I direct a small nonprofit that opened a community arts program in the downtown area last fall. Our focus is to utilize the arts as a catalyst for social justice, and our parking lot provided a rich opportunity to do just that, as it seemed to be a favorite gathering place for several who appeared homeless or, on one level or another, displaced. Over the months I grappled with how to proactively connect with these individuals and found them to be kind, respectful and intelligent human beings - people who need, and would respond to, transformative charity, not our customary handouts or easy fixes, however compassionate the intent.
That our methodologies for dealing with the impoverished (globally) have proven ineffective few would argue against. That we need new, creatively innovative approaches in this arena most would agree.

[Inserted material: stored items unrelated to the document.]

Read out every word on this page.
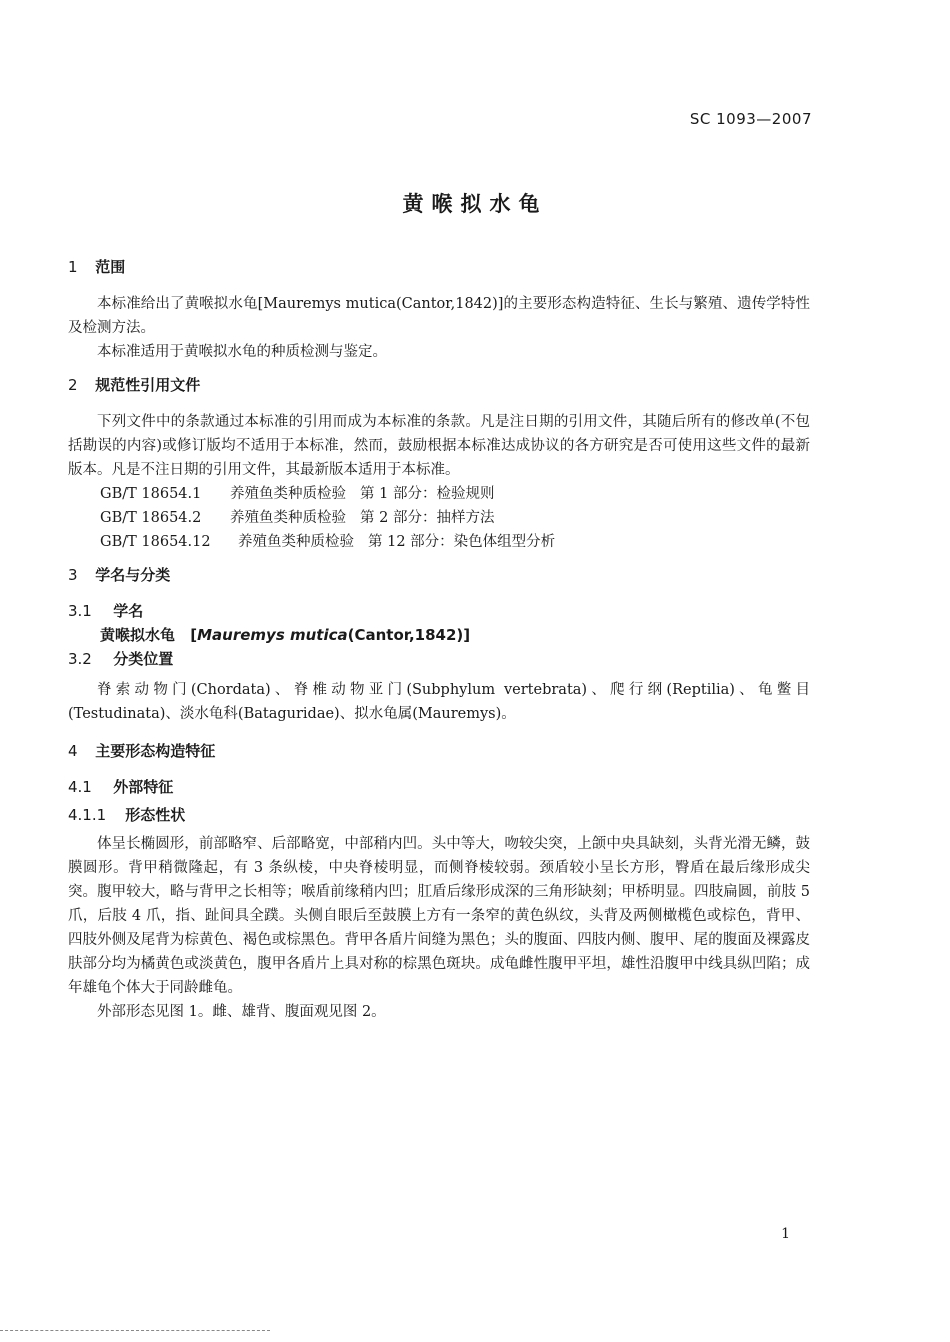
SC 1093—2007
黄喉拟水龟
1 范围

本标准给出了黄喉拟水龟[Mauremys mutica(Cantor,1842)]的主要形态构造特征、生长与繁殖、遗传学特性及检测方法。

本标准适用于黄喉拟水龟的种质检测与鉴定。

2 规范性引用文件

下列文件中的条款通过本标准的引用而成为本标准的条款。凡是注日期的引用文件，其随后所有的修改单(不包括勘误的内容)或修订版均不适用于本标准，然而，鼓励根据本标准达成协议的各方研究是否可使用这些文件的最新版本。凡是不注日期的引用文件，其最新版本适用于本标准。

GB/T 18654.1 养殖鱼类种质检验 第 1 部分：检验规则
GB/T 18654.2 养殖鱼类种质检验 第 2 部分：抽样方法
GB/T 18654.12 养殖鱼类种质检验 第 12 部分：染色体组型分析
3 学名与分类
3.1 学名
黄喉拟水龟 [Mauremys mutica(Cantor,1842)]
3.2 分类位置

脊索动物门(Chordata)、脊椎动物亚门(Subphylum vertebrata)、爬行纲(Reptilia)、龟鳖目(Testudinata)、淡水龟科(Bataguridae)、拟水龟属(Mauremys)。

4 主要形态构造特征
4.1 外部特征
4.1.1 形态性状

体呈长椭圆形，前部略窄、后部略宽，中部稍内凹。头中等大，吻较尖突，上颌中央具缺刻，头背光滑无鳞，鼓膜圆形。背甲稍微隆起，有 3 条纵棱，中央脊棱明显，而侧脊棱较弱。颈盾较小呈长方形，臀盾在最后缘形成尖突。腹甲较大，略与背甲之长相等；喉盾前缘稍内凹；肛盾后缘形成深的三角形缺刻；甲桥明显。四肢扁圆，前肢 5 爪，后肢 4 爪，指、趾间具全蹼。头侧自眼后至鼓膜上方有一条窄的黄色纵纹，头背及两侧橄榄色或棕色，背甲、四肢外侧及尾背为棕黄色、褐色或棕黑色。背甲各盾片间缝为黑色；头的腹面、四肢内侧、腹甲、尾的腹面及裸露皮肤部分均为橘黄色或淡黄色，腹甲各盾片上具对称的棕黑色斑块。成龟雌性腹甲平坦，雄性沿腹甲中线具纵凹陷；成年雄龟个体大于同龄雌龟。

外部形态见图 1。雌、雄背、腹面观见图 2。

1
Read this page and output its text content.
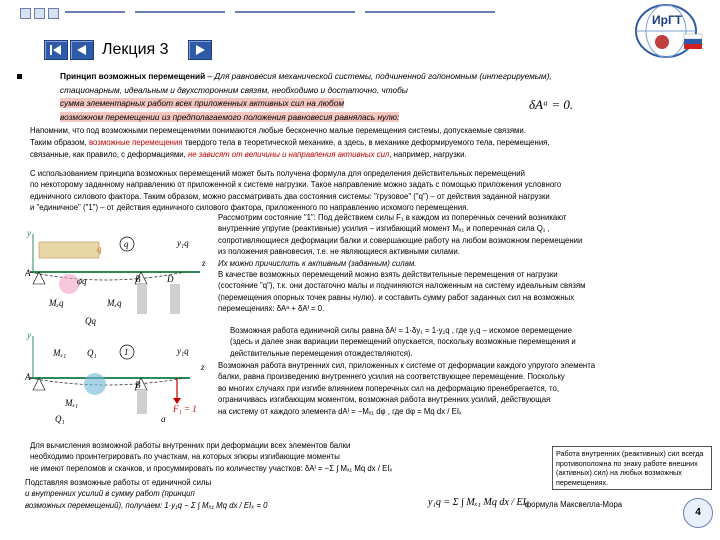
Лекция 3
ИрГТ
Принцип возможных перемещений – Для равновесия механической системы, подчиненной голономным (интегрируемым),
стационарным, идеальным и двухсторонним связям, необходимо и достаточно, чтобы
сумма элементарных работ всех приложенных активных сил на любом
возможном перемещении из предполагаемого положения равновесия равнялась нулю:
δAᵃ = 0.
Напомним, что под возможными перемещениями понимаются любые бесконечно малые перемещения системы, допускаемые связями.
Таким образом, возможные перемещения твердого тела в теоретической механике, а здесь, в механике деформируемого тела, перемещения,
связанные, как правило, с деформациями, не зависят от величины и направления активных сил, например, нагрузки.
С использованием принципа возможных перемещений может быть получена формула для определения действительных перемещений
по некоторому заданному направлению от приложенной к системе нагрузки. Такое направление можно задать с помощью приложения условного
единичного силового фактора. Таким образом, можно рассматривать два состояния системы: "грузовое" ("q") – от действия заданной нагрузки
и "единичное" ("1") – от действия единичного силового фактора, приложенного по направлению искомого перемещения.
Рассмотрим состояние "1": Под действием силы F₁ в каждом из поперечных сечений возникают
внутренние упругие (реактивные) усилия – изгибающий момент Mₓ₁ и поперечная сила Q₁ ,
сопротивляющиеся деформации балки и совершающие работу на любом возможном перемещении
из положения равновесия, т.е. не являющиеся активными силами.
Их можно причислить к активным (заданным) силам.
В качестве возможных перемещений можно взять действительные перемещения от нагрузки
(состояние "q"), т.к. они достаточно малы и подчиняются наложенным на систему идеальным связям
(перемещения опорных точек равны нулю). и составить сумму работ заданных сил на возможных
перемещениях: δAᵃ + δAᴵ = 0.
Возможная работа единичной силы равна δAᴵ = 1·δy₁ = 1·y₁q , где y₁q – искомое перемещение
(здесь и далее знак вариации перемещений опускается, поскольку возможные перемещения и
действительные перемещения отождествляются).
Возможная работа внутренних сил, приложенных к системе от деформации каждого упругого элемента
балки, равна произведению внутреннего усилия на соответствующее перемещение. Поскольку
во многих случаях при изгибе влиянием поперечных сил на деформацию пренебрегается, то,
ограничивась изгибающим моментом, возможная работа внутренних усилий, действующая
на систему от каждого элемента dAᴵ = −Mₓ₁ dφ , где dφ = Mq dx / EIₓ
Для вычисления возможной работы внутренних при деформации всех элементов балки
необходимо проинтегрировать по участкам, на которых эпюры изгибающие моменты
не имеют переломов и скачков, и просуммировать по количеству участков: δAᴵ = −Σ ∫ Mₓ₁ Mq dx / EIₓ
Подставляя возможные работы от единичной силы
и внутренних усилий в сумму работ (принцип
возможных перемещений), получаем: 1·y₁q − Σ ∫ Mₓ₁ Mq dx / EIₓ = 0	y₁q = Σ ∫ Mₓ₁ Mq dx / EIₓ
- формула Максвелла-Мора
Работа внутренних (реактивных) сил всегда противоположна по знаку работе внешних (активных) сил) на любых возможных перемещениях.
4
y
q	q	y₁q
z
A
B	D
φq
Mₓq	Mₓq
Qq
y
Mₓ₁ Q₁	1	y₁q
z
A
B
Mₓ₁
Q₁
F₁ = 1
a
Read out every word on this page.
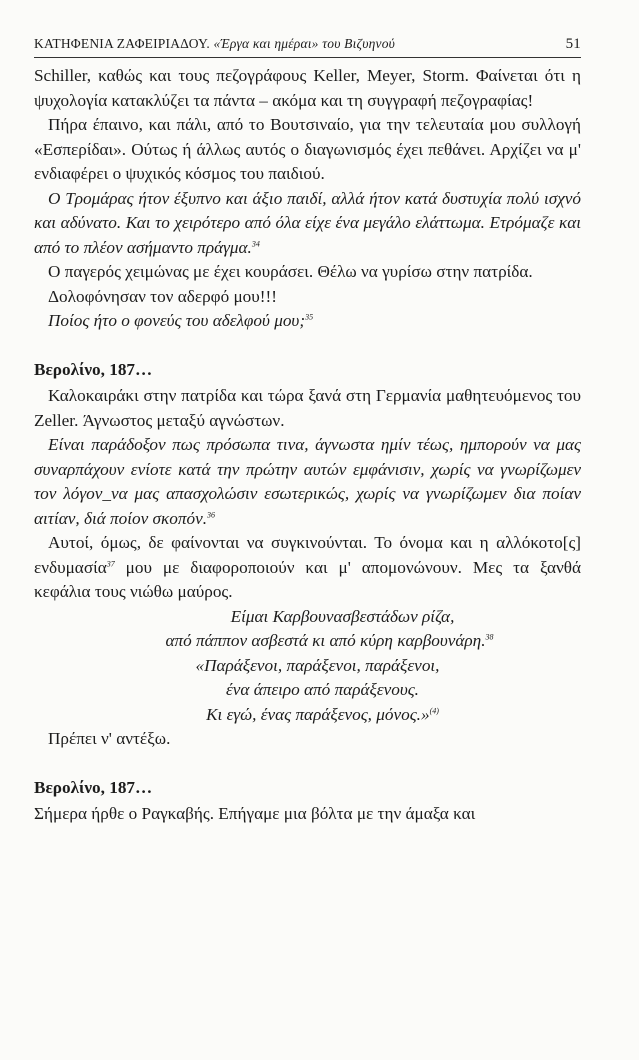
ΚΑΤΗΦΕΝΙΑ ΖΑΦΕΙΡΙΑΔΟΥ. «Έργα και ημέραι» του Βιζυηνού	51

Schiller, καθώς και τους πεζογράφους Keller, Meyer, Storm. Φαίνεται ότι η ψυχολογία κατακλύζει τα πάντα – ακόμα και τη συγγραφή πεζογραφίας!

Πήρα έπαινο, και πάλι, από το Βουτσιναίο, για την τελευταία μου συλλογή «Εσπερίδαι». Ούτως ή άλλως αυτός ο διαγωνισμός έχει πεθάνει. Αρχίζει να μ' ενδιαφέρει ο ψυχικός κόσμος του παιδιού.

Ο Τρομάρας ήτον έξυπνο και άξιο παιδί, αλλά ήτον κατά δυστυχία πολύ ισχνό και αδύνατο. Και το χειρότερο από όλα είχε ένα μεγάλο ελάττωμα. Ετρόμαζε και από το πλέον ασήμαντο πράγμα.$^{34}$

Ο παγερός χειμώνας με έχει κουράσει. Θέλω να γυρίσω στην πατρίδα.

Δολοφόνησαν τον αδερφό μου!!!

Ποίος ήτο ο φονεύς του αδελφού μου;$^{35}$

Βερολίνο, 187…

Καλοκαιράκι στην πατρίδα και τώρα ξανά στη Γερμανία μαθητευόμενος του Zeller. Άγνωστος μεταξύ αγνώστων.

Είναι παράδοξον πως πρόσωπα τινα, άγνωστα ημίν τέως, ημπορούν να μας συναρπάχουν ενίοτε κατά την πρώτην αυτών εμφάνισιν, χωρίς να γνωρίζωμεν τον λόγον_να μας απασχολώσιν εσωτερικώς, χωρίς να γνωρίζωμεν δια ποίαν αιτίαν, διά ποίον σκοπόν.$^{36}$

Αυτοί, όμως, δε φαίνονται να συγκινούνται. Το όνομα και η αλλόκοτο[ς] ενδυμασία$^{37}$ μου με διαφοροποιούν και μ' απομονώνουν. Μες τα ξανθά κεφάλια τους νιώθω μαύρος.

Είμαι Καρβουνασβεστάδων ρίζα,
από πάππον ασβεστά κι από κύρη καρβουνάρη.$^{38}$
«Παράξενοι, παράξενοι, παράξενοι,
ένα άπειρο από παράξενους.
Κι εγώ, ένας παράξενος, μόνος.»$^{(4)}$

Πρέπει ν' αντέξω.

Βερολίνο, 187…

Σήμερα ήρθε ο Ραγκαβής. Επήγαμε μια βόλτα με την άμαξα και
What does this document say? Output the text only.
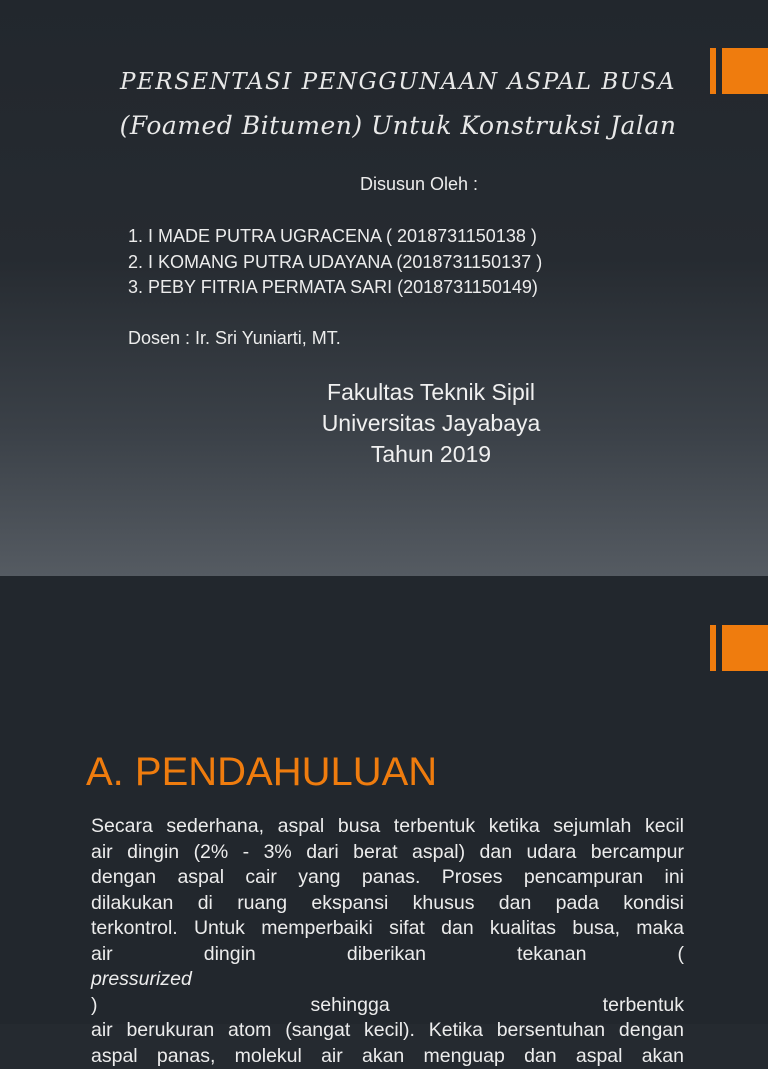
PERSENTASI PENGGUNAAN ASPAL BUSA
(Foamed Bitumen) Untuk Konstruksi Jalan
Disusun Oleh :
1. I MADE PUTRA UGRACENA ( 2018731150138 )
2. I KOMANG PUTRA UDAYANA (2018731150137 )
3. PEBY FITRIA PERMATA SARI (2018731150149)
Dosen : Ir. Sri Yuniarti, MT.
Fakultas Teknik Sipil
Universitas Jayabaya
Tahun 2019
A. PENDAHULUAN
Secara sederhana, aspal busa terbentuk ketika sejumlah kecil
air dingin (2% - 3% dari berat aspal) dan udara bercampur
dengan aspal cair yang panas. Proses pencampuran ini
dilakukan di ruang ekspansi khusus dan pada kondisi
terkontrol. Untuk memperbaiki sifat dan kualitas busa, maka
air dingin diberikan tekanan (
pressurized
) sehingga terbentuk
air berukuran atom (sangat kecil). Ketika bersentuhan dengan
aspal panas, molekul air akan menguap dan aspal akan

Compassionate and generous instincts are not enough, as good intentions can sometimes seriously complicate existing problems. Toxic charity, or top-down charity (where organizations/individuals 'do' for others) is rarely effective over the long haul. It's what takes place in the community, churches, our homes and beyond that will determine the sustainability of ideologies and methodologies in compassionately and authentically combating poverty.
Empowering the disadvantaged to participate in their own quest for freedom from poverty encourages the abandonment of dependencies and paradigms that might have contributed to their current situation.
Governmental or private initiatives that, in the long run, end up contributing to dependency must be restructured to facilitate self-sufficiency, developing community-driven initiatives that will encourage life-affirming and lasting solutions for those in the matrix of homelessness.